Patrick Raguenaud en est convaincu. Au-delà du nécessaire renouvellement du vignole actuel, le débat doit s’engager, et assez rapidement, au sujet des plantations nouvelles. Cette opinion, il la tire de sa vision de marché ainsi que des conclusions de l’étude Eurogroup. « Le Cognac arrive à un stade charnière de son développement. Un marché comme la Chine s’apprête à connaître une nouvelle dimension (arrivée des classes moyennes…). Des positions se prennent en ce moment sur les circuits de distribution, au sein des groupes. Les négociants de Cognac ont besoin de remplir les “pipelines”. S’ils ne le font pas, d’autres catégories de spiritueux s’en chargeront. D’où le besoin d’avoir de la visibilité en terme de production pour investir sur les marchés. Les scénarios étudiés par Eurogroup montrent clairement qu’il s’agit d’une tendance forte. »
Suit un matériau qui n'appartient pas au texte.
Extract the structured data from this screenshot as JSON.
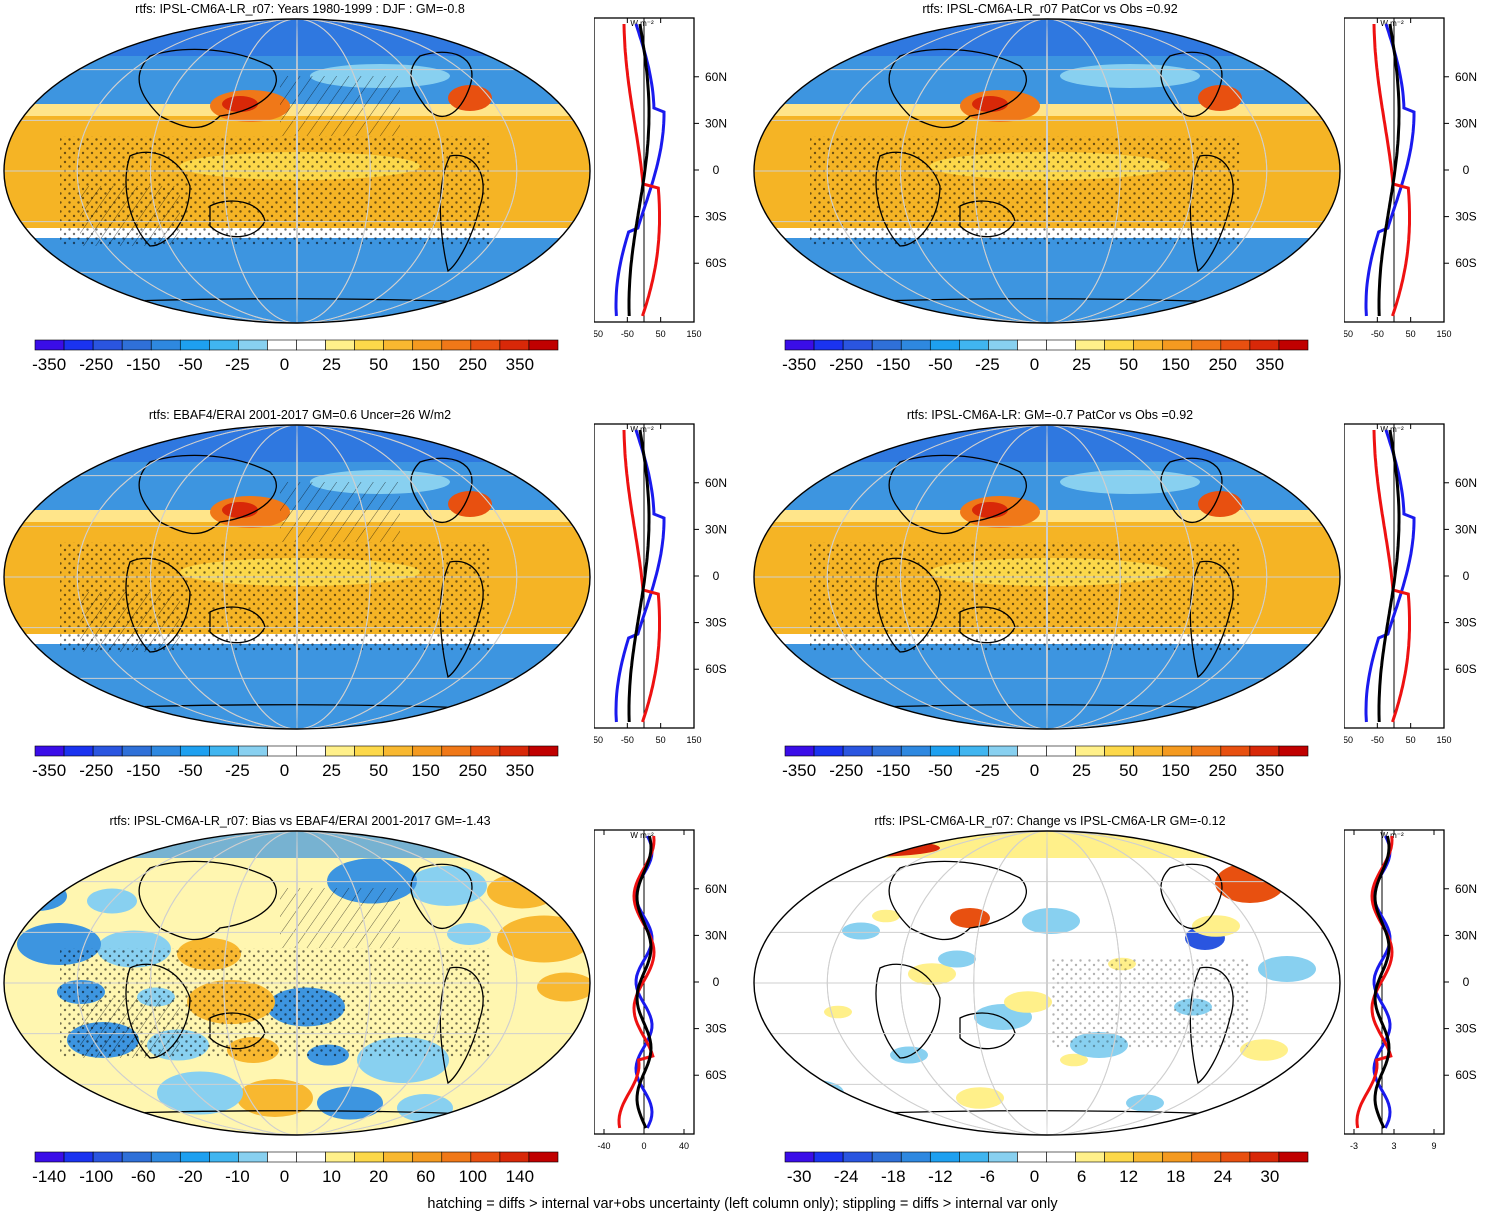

Quid du mécompte des années 60-70 ? Le directeur production de Marnier-Lapostolle ne conteste pas le manque d’anticipation d’alors mais apporte un rectificatif, en forme de témoignage :
« Un jour, un négociant m’a dit que si la région n’avait pas planté, les maisons de négoce n’auraient sûrement pas tant investi en Chine. Investissements dont nous bénéficions 30 ans plus tard. La question ne risque-t-elle pas de se poser pour la Russie, l’Inde, le Brésil demain ? »
Est-ce sa formation d’ingénieur agronome ? P. Raguenaud nourrit un argumentaire technique fondé sur le potentiel du vignoble. Pour lui, il n’est pas réaliste d’envisager une moyenne pluriannuelle de plus de 12 hl AP/ha sur le vignoble, même renouvelé. Une telle productivité ne va pas dans le « sens des tendances actuelles ». « Dans tous les vignobles, dit-il, nous assistons à une inflexion de la courbe de productivité. » Il cite la diminution des intrants pour raison environnementale ; un potentiel biologique du matériel végétal sans doute arrivé à son seuil optimal et qu’il sera difficile de dépasser ; des sols viticoles peut-être fatigués. L’agrandissement de la surface par obtention de nouvelles autorisations de plantation lui semble la seule issue. « Il est illusoire de penser s’en remettre au seul potentiel des vignes existantes. » Bien sûr, il sait « qu’un tel programme ne s’impose pas et qu’il ne faut pas reproduire les erreurs du passé ». « Libérer d’un seul coup un volant de plantations nouvelles serait une grossière bévue. Il faut procéder par étape, en tirer à chaque fois le bilan. » Etablir une vraie négociation viticulture-négoce pour faire partager le constat. Et last but not least, « sans la confiance entre les deux familles, un tel accord ne pourra pas aboutir ».